Lesson 3: What Should I Know?
Lean Leadership Principle:
Content Based Leadership – Have deep knowledge of your functional area and adjacent functions. Understand key operating principles and communicate these effectively to team members.
As leaders, we need to have a deep understanding of our functional areas so that we can help, coach, teach, and train our members to better support our organizational purpose and principles.
Let’s focus on this…
A Little History
Are you familiar with the term Ethos? No, it’s not one of the Three Musketeers. It’s actually one of the classic Greek “modes of persuasion” that would be used to engage or gain support from the audience in an argument or discussion. Specifically, it refers to the perception of an individual’s credibility based on their history, expertise and demonstrated knowledge.
Leaders who have deep-rooted abilities and experience within their functional area have a real advantage in establishing ethos with their team members. Simply put, team members want to follow a leader that knows their stuff.
Functional Areas: How Do I Deepen My Understanding?
In order to gain the knowledge that we need to establish our own functional expertise, we need to invest in the below activity:
- GEMBA TIME!! – Getting your hands dirty doing the work is the best way to learn the work.
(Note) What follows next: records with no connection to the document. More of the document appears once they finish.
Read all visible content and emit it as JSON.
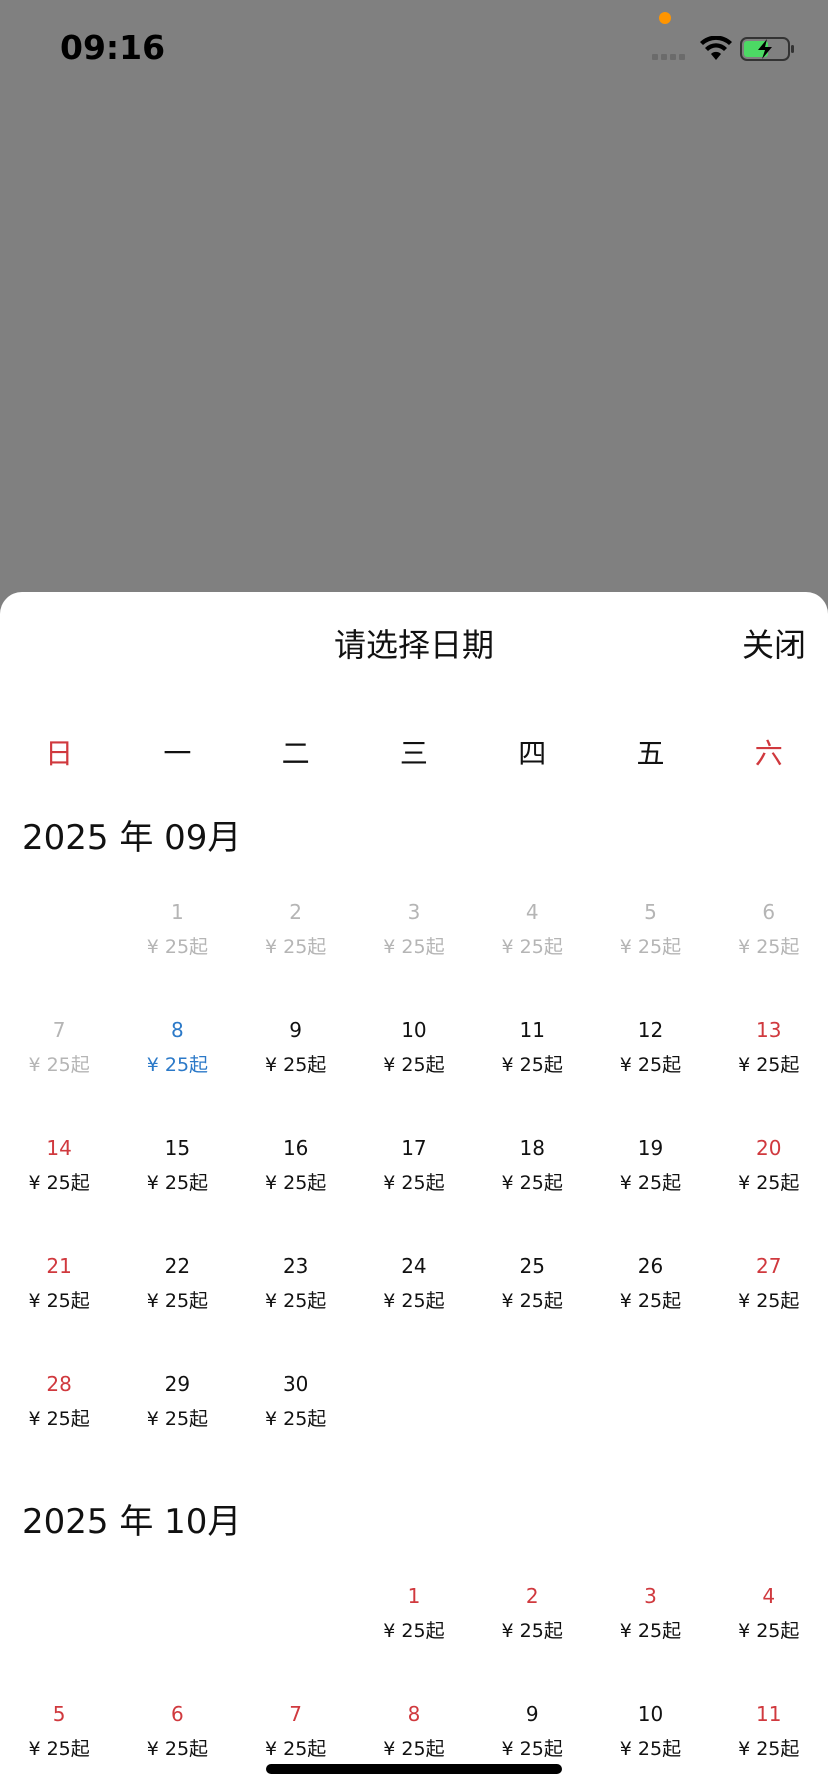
{
  "status_bar": {
    "time": "09:16",
    "colors": {
      "dot": "#ff9500",
      "battery_fill": "#4cd964"
    }
  },
  "sheet": {
    "title": "请选择日期",
    "close_label": "关闭"
  },
  "weekdays": [
    "日",
    "一",
    "二",
    "三",
    "四",
    "五",
    "六"
  ],
  "price_label": "¥ 25起",
  "months": [
    {
      "title": "2025 年 09月",
      "weeks": [
        [
          "",
          "1",
          "2",
          "3",
          "4",
          "5",
          "6"
        ],
        [
          "7",
          "8",
          "9",
          "10",
          "11",
          "12",
          "13"
        ],
        [
          "14",
          "15",
          "16",
          "17",
          "18",
          "19",
          "20"
        ],
        [
          "21",
          "22",
          "23",
          "24",
          "25",
          "26",
          "27"
        ],
        [
          "28",
          "29",
          "30",
          "",
          "",
          "",
          ""
        ]
      ],
      "past_days": [
        "1",
        "2",
        "3",
        "4",
        "5",
        "6",
        "7"
      ],
      "selected_day": "8"
    },
    {
      "title": "2025 年 10月",
      "weeks": [
        [
          "",
          "",
          "",
          "1",
          "2",
          "3",
          "4"
        ],
        [
          "5",
          "6",
          "7",
          "8",
          "9",
          "10",
          "11"
        ]
      ],
      "holiday_days": [
        "1",
        "2",
        "3",
        "4",
        "5",
        "6",
        "7",
        "8"
      ],
      "past_days": [],
      "selected_day": ""
    }
  ],
  "colors": {
    "weekend": "#d0393e",
    "past": "#b5b5b5",
    "selected": "#2b79c8",
    "overlay": "#808080"
  }
}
There is no substitute for good old-fashioned repetition. Yes, Allen Iverson, we’re talking about practice!
- Process, process, process – Take a step back from the tactical work and think big picture. Study the processes that make up the job function and how they piece together in the system with the other functions of the organization. Understanding the relationships, transactions and flow allows Lean Leaders to identify the failure modes and the customer impacts.
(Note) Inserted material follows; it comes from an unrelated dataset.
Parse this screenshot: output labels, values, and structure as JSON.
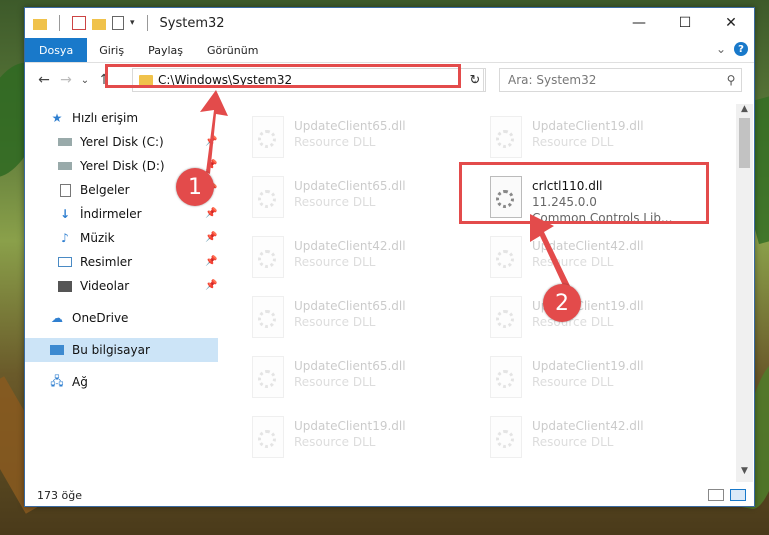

- More inquiry, less advocacy – Start asking questions. It’s ok not to know everything when you are willing to learn as much as you can from those who do. Gaining deep understanding requires gathering feedback from stakeholders and process owners at different levels of the business unit and from the customer. Remember, the last two weeks’ lessons focused on customer alignment. VOC is kind of a big deal. Just sayin’…
Leader As A Student
Just like in anything else, stagnation is the enemy of improvement. Lead leaders must not rest on their laurels of past gained knowledge and experience points, but push forward to always learn and grow. In Chapter 5 of the PEOPLE book, there is a focused discussion on the importance of leaders taking the student approach. Some of the key ideas include:
- Creating a personal-development plan – making the time and space to learn
- Approaching every situation with a willingness to learn – treating every interaction with others as an opportunity
- Taking a listen first approach – jumping to solutions can derail true learning
- Embrace learning by doing – discovering the gap between what we think and what actually happens
Attitude is paramount to squeezing the most out of your opportunities to learn and teach every day. Humility and hunger can pay big dividends in our personal growth.
Get A Visual
Along with approaching your day with a student’s mentality, leaders must search for and seize hold of opportunities to transfer knowledge while collaborating with their teams. Creating a visual workplace is a great place to start because it lowers the water level and exposes issues. With these rocks exposed, we can perform real-time problem solving with our team to prevent service failures and successfully navigate ourselves through the turbulence.
A lean culture is a learning culture, and studies and experience have shown that learning through problem solving is the most effective form of learning. So every time we let a problem go on to the next hour, we lose a learning opportunity. As leaders, if we are not knowledgeable of the process and worse yet, don’t know why we have problems (or gaps in our process), then that is unacceptable.